SLEMAN. KENDALMU.OR.ID.Ketua Umum Pimpinan Pusat Muhammadiyah, Prof. Dr. Haedar Nashir, menyerukan pentingnya sinergi strategis antara Komando Kesiapsiagaan Angkatan Muda Muhammadiyah (KOKAM) dan Kepolisian Republik Indonesia (Polri) dalam menjaga keutuhan bangsa dan mendorong kemajuan Indonesia.
Seruan tersebut disampaikan saat memberikan amanat dalam Apel Akbar KOKAM yang digelar pada Ahad (20/7) di Stadion Tridadi, Sleman, Yogyakarta.
Di hadapan ribuan anggota KOKAM dari berbagai daerah, Haedar menegaskan bahwa KOKAM harus senantiasa berada di garis terdepan dalam pengabdian, bukan hanya untuk Persyarikatan Muhammadiyah, tetapi juga untuk bangsa dan negara.
“KOKAM tidak hanya pelindung kegiatan Muhammadiyah, tetapi juga penjaga moralitas, penjaga nilai-nilai kebangsaan, dan pejuang kemanusiaan. Karena itu, penting bagi KOKAM untuk terus membangun sinergi dengan institusi-institusi negara seperti Polri dalam mengawal program-program strategis bangsa,” ujarnya sebagaimana dilansir muhammadiyah.or.id.
Haedar mengingatkan bahwa seluruh gerakan Muhammadiyah, termasuk KOKAM, harus berakar pada nilai-nilai Islam yang mencerahkan dan membebaskan. Prinsip ini bukan sekadar simbol atau slogan, tetapi harus menjadi fondasi dalam setiap langkah perjuangan.

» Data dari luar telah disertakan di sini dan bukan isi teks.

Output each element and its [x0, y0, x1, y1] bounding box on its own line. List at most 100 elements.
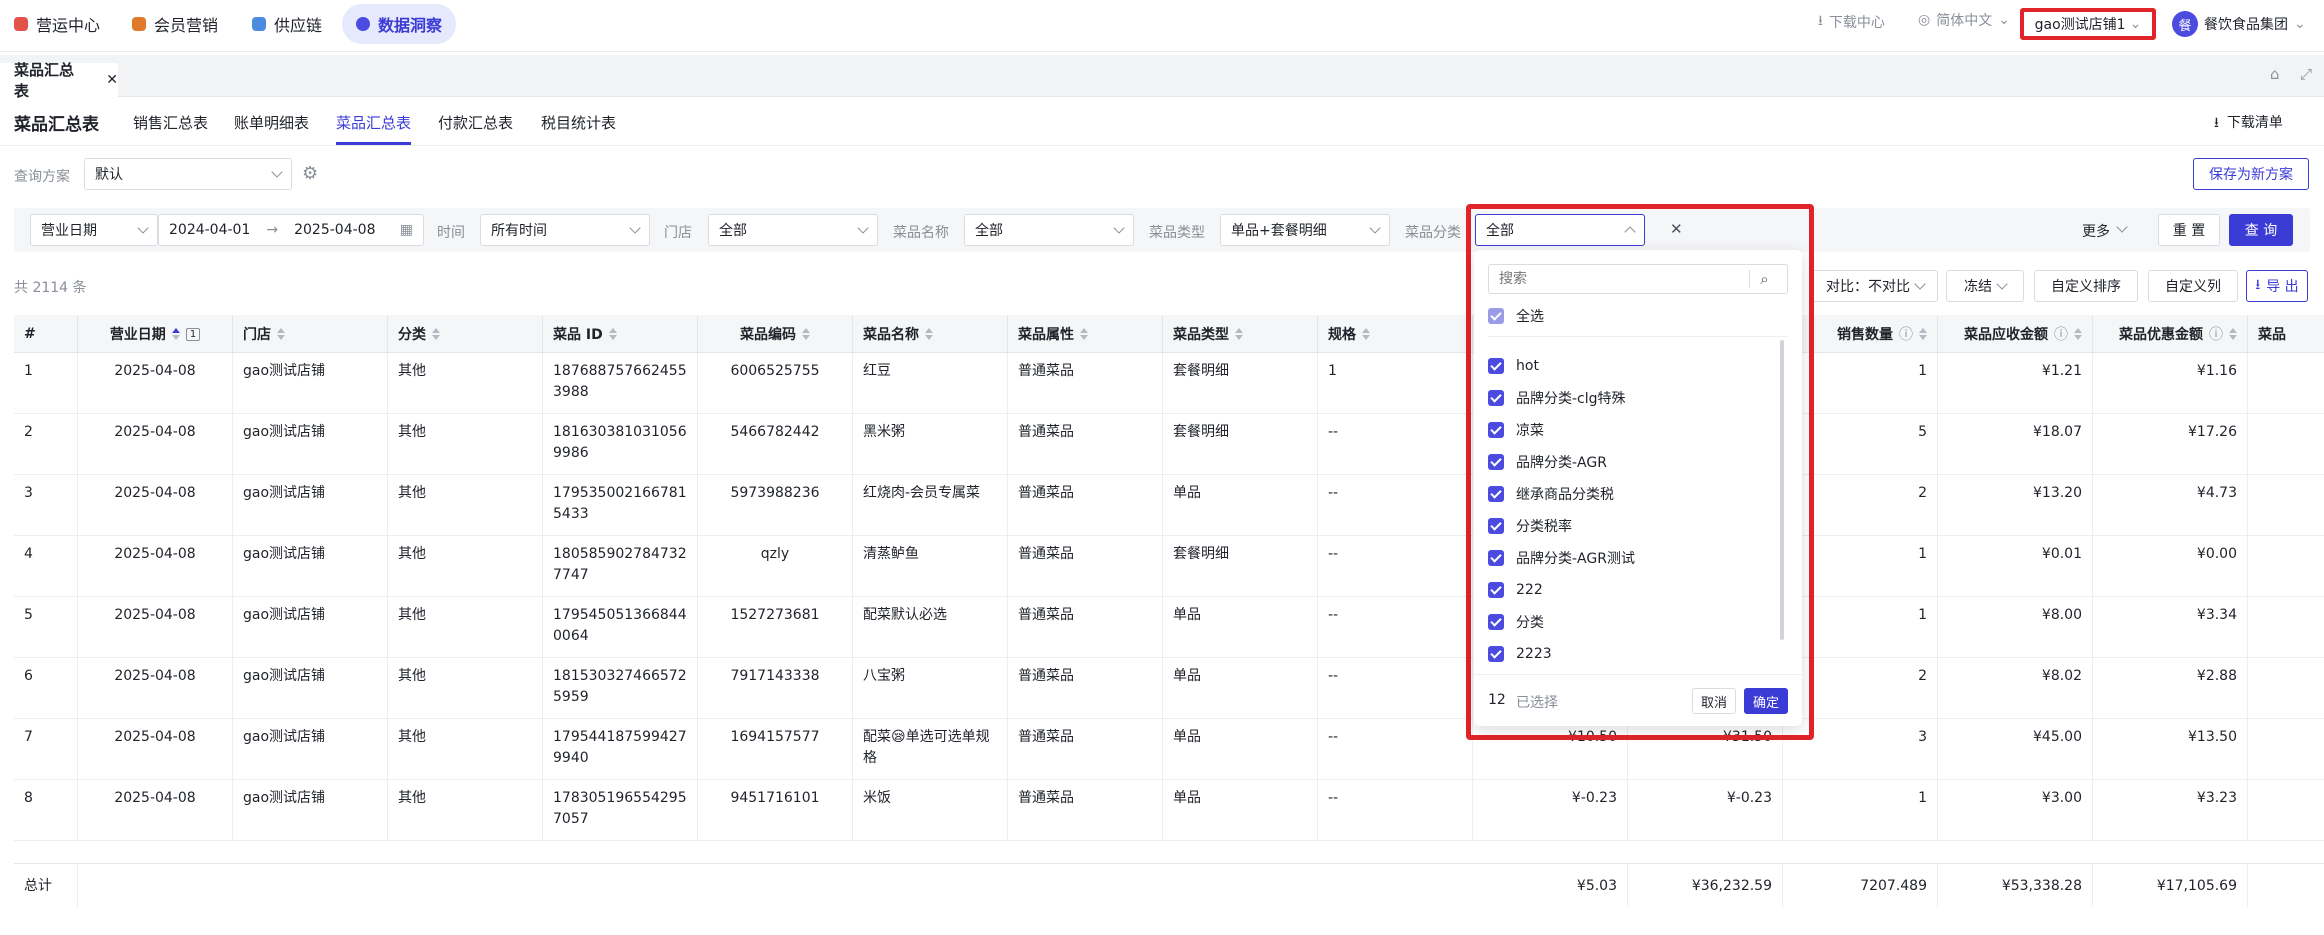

“Sebagaimana pesan Kiai Haji Ahmad Dahlan, dari rahim Muhammadiyah harus lahir umat Islam yang membawa rahmat bagi semesta alam, berakhlak mulia, dan berkarakter kuat,” tegas Haedar.
Haedar juga mengajak seluruh kader KOKAM untuk menjadikan Jenderal Besar Sudirman sebagai teladan perjuangan. Bukan hanya karena keberanian militernya, tapi karena keikhlasan, kesucian hati, dan komitmen moral yang luar biasa dalam membela bangsa.

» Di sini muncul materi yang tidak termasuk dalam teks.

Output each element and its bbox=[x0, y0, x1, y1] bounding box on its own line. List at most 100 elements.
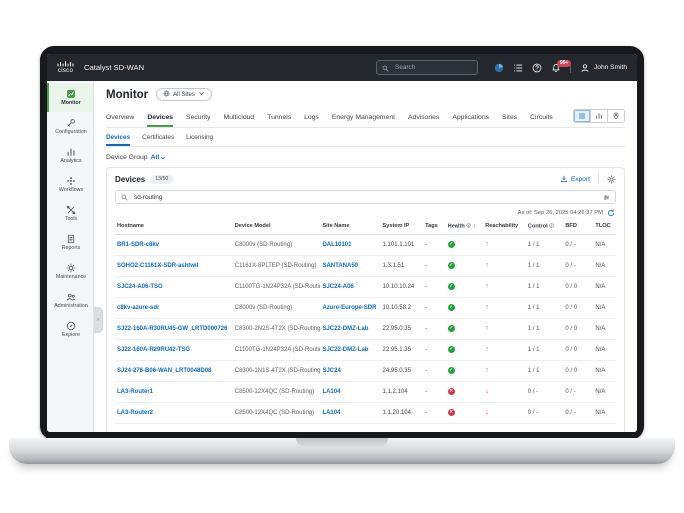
table-row[interactable]: SJC24-A06-TSGC1100TG-1N24P32A (SD-Routin… bbox=[115, 276, 616, 297]
global-search[interactable] bbox=[376, 60, 478, 75]
health-status-good-icon: ✓ bbox=[448, 367, 455, 374]
sidebar-item-reports[interactable]: Reports bbox=[47, 228, 93, 257]
global-search-input[interactable] bbox=[393, 63, 472, 72]
tab-overview[interactable]: Overview bbox=[106, 114, 134, 127]
cell-site-name[interactable]: Azure-Europe-SDR bbox=[320, 297, 380, 318]
chart-view-button[interactable] bbox=[591, 110, 608, 122]
table-row[interactable]: LA3-Router1C8500-12X4QC (SD-Routing)LA10… bbox=[115, 381, 616, 402]
tab-security[interactable]: Security bbox=[186, 114, 211, 127]
devices-table-body: BR1-SDR-c8kvC8000v (SD-Routing)DAL101011… bbox=[115, 234, 616, 423]
cell-site-name[interactable]: SANTANA50 bbox=[320, 255, 380, 276]
column-header-tags[interactable]: Tags bbox=[423, 219, 446, 234]
subtab-licensing[interactable]: Licensing bbox=[186, 128, 213, 146]
cisco-wordmark: cisco bbox=[58, 68, 73, 74]
device-group-selector[interactable]: All bbox=[151, 154, 167, 161]
sidebar-item-monitor[interactable]: Monitor bbox=[47, 83, 93, 112]
cell-reachability: ↑ bbox=[483, 276, 526, 297]
administration-icon bbox=[66, 292, 76, 302]
table-settings-gear-icon[interactable] bbox=[607, 175, 616, 184]
column-header-tloc[interactable]: TLOC bbox=[593, 219, 616, 234]
column-header-health[interactable]: Health ↑ bbox=[446, 219, 484, 234]
cell-hostname[interactable]: SJ22-160A-R30RU45-GW_LRTD000726 bbox=[115, 318, 233, 339]
primary-tabs: Overview Devices Security Multicloud Tunnels… bbox=[106, 114, 553, 127]
devices-panel-title: Devices bbox=[115, 175, 145, 184]
cell-system-ip: 1.101.1.101 bbox=[381, 234, 424, 255]
table-row[interactable]: BR1-SDR-c8kvC8000v (SD-Routing)DAL101011… bbox=[115, 234, 616, 255]
user-menu[interactable]: John Smith bbox=[580, 63, 627, 73]
cell-site-name[interactable]: SJC24 bbox=[320, 360, 380, 381]
table-row[interactable]: c8kv-azure-sdrC8000v (SD-Routing)Azure-E… bbox=[115, 297, 616, 318]
search-icon bbox=[121, 194, 128, 201]
table-row[interactable]: SJ22-160A-R30RU45-GW_LRTD000726C8300-2N2… bbox=[115, 318, 616, 339]
cell-bfd: 0 / - bbox=[563, 234, 593, 255]
cell-control: 1 / 1 bbox=[526, 297, 564, 318]
map-view-button[interactable] bbox=[608, 110, 624, 122]
column-header-bfd[interactable]: BFD bbox=[563, 219, 593, 234]
cell-tags: - bbox=[423, 402, 446, 423]
cell-site-name[interactable]: LA104 bbox=[320, 381, 380, 402]
usage-meter-icon[interactable] bbox=[494, 63, 504, 73]
user-icon bbox=[580, 63, 590, 73]
cell-hostname[interactable]: SJ22-160A-R29RU42-TSG bbox=[115, 339, 233, 360]
sidebar-item-administration[interactable]: Administration bbox=[47, 286, 93, 315]
export-button[interactable]: Export bbox=[560, 175, 590, 183]
tab-applications[interactable]: Applications bbox=[452, 114, 489, 127]
table-row[interactable]: SJ22-160A-R29RU42-TSGC1100TG-1N24P32A (S… bbox=[115, 339, 616, 360]
sidebar-item-configuration[interactable]: Configuration bbox=[47, 112, 93, 141]
health-status-bad-icon: ✕ bbox=[448, 409, 455, 416]
notifications-bell-icon[interactable]: 99+ bbox=[551, 63, 561, 73]
list-view-button[interactable] bbox=[574, 110, 591, 122]
table-search[interactable] bbox=[115, 190, 616, 204]
column-header-control[interactable]: Control bbox=[526, 219, 564, 234]
reachability-up-arrow-icon: ↑ bbox=[485, 241, 489, 248]
task-list-icon[interactable] bbox=[513, 63, 523, 73]
cell-site-name[interactable]: DAL10101 bbox=[320, 234, 380, 255]
cell-hostname[interactable]: SOHO2-C1161X-SDR-ashtwil bbox=[115, 255, 233, 276]
cell-control: 1 / 1 bbox=[526, 255, 564, 276]
tab-multicloud[interactable]: Multicloud bbox=[224, 114, 255, 127]
column-header-device-model[interactable]: Device Model bbox=[233, 219, 321, 234]
subtab-certificates[interactable]: Certificates bbox=[142, 128, 174, 146]
cell-hostname[interactable]: LA3-Router2 bbox=[115, 402, 233, 423]
table-row[interactable]: SOHO2-C1161X-SDR-ashtwilC1161X-8PLTEP (S… bbox=[115, 255, 616, 276]
tab-devices[interactable]: Devices bbox=[147, 114, 173, 127]
table-row[interactable]: LA3-Router2C8500-12X4QC (SD-Routing)LA10… bbox=[115, 402, 616, 423]
sidebar-item-tools[interactable]: Tools bbox=[47, 199, 93, 228]
column-header-system-ip[interactable]: System IP bbox=[381, 219, 424, 234]
tab-advisories[interactable]: Advisories bbox=[408, 114, 439, 127]
sidebar-item-workflows[interactable]: Workflows bbox=[47, 170, 93, 199]
cell-site-name[interactable]: LA104 bbox=[320, 402, 380, 423]
tab-sites[interactable]: Sites bbox=[502, 114, 517, 127]
column-header-reachability[interactable]: Reachability bbox=[483, 219, 526, 234]
cell-hostname[interactable]: SJC24-A06-TSG bbox=[115, 276, 233, 297]
refresh-icon[interactable] bbox=[607, 209, 615, 217]
cell-site-name[interactable]: SJC22-DMZ-Lab bbox=[320, 318, 380, 339]
sidebar-item-analytics[interactable]: Analytics bbox=[47, 141, 93, 170]
tab-circuits[interactable]: Circuits bbox=[530, 114, 553, 127]
table-search-input[interactable] bbox=[132, 193, 599, 202]
subtab-devices[interactable]: Devices bbox=[106, 128, 130, 146]
cell-hostname[interactable]: SJ24-276-B06-WAN_LRT0048D08 bbox=[115, 360, 233, 381]
site-selector[interactable]: All Sites bbox=[156, 88, 212, 101]
filter-icon[interactable] bbox=[603, 194, 610, 201]
cell-site-name[interactable]: SJC22-DMZ-Lab bbox=[320, 339, 380, 360]
cell-hostname[interactable]: LA3-Router1 bbox=[115, 381, 233, 402]
cell-bfd: 0 / 0 bbox=[563, 276, 593, 297]
tab-tunnels[interactable]: Tunnels bbox=[267, 114, 291, 127]
sidebar-expand-handle[interactable]: › bbox=[94, 307, 103, 333]
cell-hostname[interactable]: BR1-SDR-c8kv bbox=[115, 234, 233, 255]
sidebar-item-explore[interactable]: Explore bbox=[47, 315, 93, 344]
reachability-up-arrow-icon: ↑ bbox=[485, 304, 489, 311]
tab-logs[interactable]: Logs bbox=[304, 114, 319, 127]
table-row[interactable]: SJ24-276-B06-WAN_LRT0048D08C8300-1N1S-4T… bbox=[115, 360, 616, 381]
column-header-hostname[interactable]: Hostname bbox=[115, 219, 233, 234]
column-header-site-name[interactable]: Site Name bbox=[320, 219, 380, 234]
cell-site-name[interactable]: SJC24-A06 bbox=[320, 276, 380, 297]
help-icon[interactable] bbox=[532, 63, 542, 73]
cell-hostname[interactable]: c8kv-azure-sdr bbox=[115, 297, 233, 318]
cell-tloc: N/A bbox=[593, 297, 616, 318]
sidebar-item-maintenance[interactable]: Maintenance bbox=[47, 257, 93, 286]
cisco-logo: cisco bbox=[57, 61, 74, 74]
as-of-timestamp: As of: Sep 26, 2025 04:26:37 PM bbox=[518, 210, 603, 216]
tab-energy-management[interactable]: Energy Management bbox=[332, 114, 395, 127]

“Sebagaimana yang dinyanyikan dalam mars Pemuda Muhammadiyah tadi, kekuatan sejati bukan terletak pada fisik semata, tetapi pada hati yang bersih, pada nurani yang jernih,” tutur Haedar dengan penuh semangat.
Lebih lanjut, Haedar menekankan bahwa Islam tidak cukup hanya dijadikan sebagai bahan orasi atau narasi belaka. Islam harus dihidupkan dalam tindakan, membentuk karakter, dan menjadi pedoman dalam setiap keputusan serta langkah perjuangan.

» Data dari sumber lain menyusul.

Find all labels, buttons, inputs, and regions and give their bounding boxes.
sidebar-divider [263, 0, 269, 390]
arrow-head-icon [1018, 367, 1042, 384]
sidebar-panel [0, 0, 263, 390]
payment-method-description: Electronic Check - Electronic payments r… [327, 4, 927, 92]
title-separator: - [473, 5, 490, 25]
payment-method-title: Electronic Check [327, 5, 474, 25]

Di akhir amanatnya, Haedar mengajak KOKAM untuk terus menjaga semangat kolaborasi, khususnya dalam menjawab berbagai tantangan zaman yang kian kompleks.
“KOKAM harus selalu berada di barisan terdepan, bukan hanya untuk mendampingi Persyarikatan, tetapi juga untuk memperjuangkan dan menjaga kepentingan bangsa Indonesia,” pungkasnya.
Apel Akbar ini menjadi momentum penting untuk memperkuat militansi, disiplin, serta loyalitas kader KOKAM sebagai barisan muda yang siap siaga, berani, dan setia mengabdi demi umat, Persyarikatan, dan Indonesia.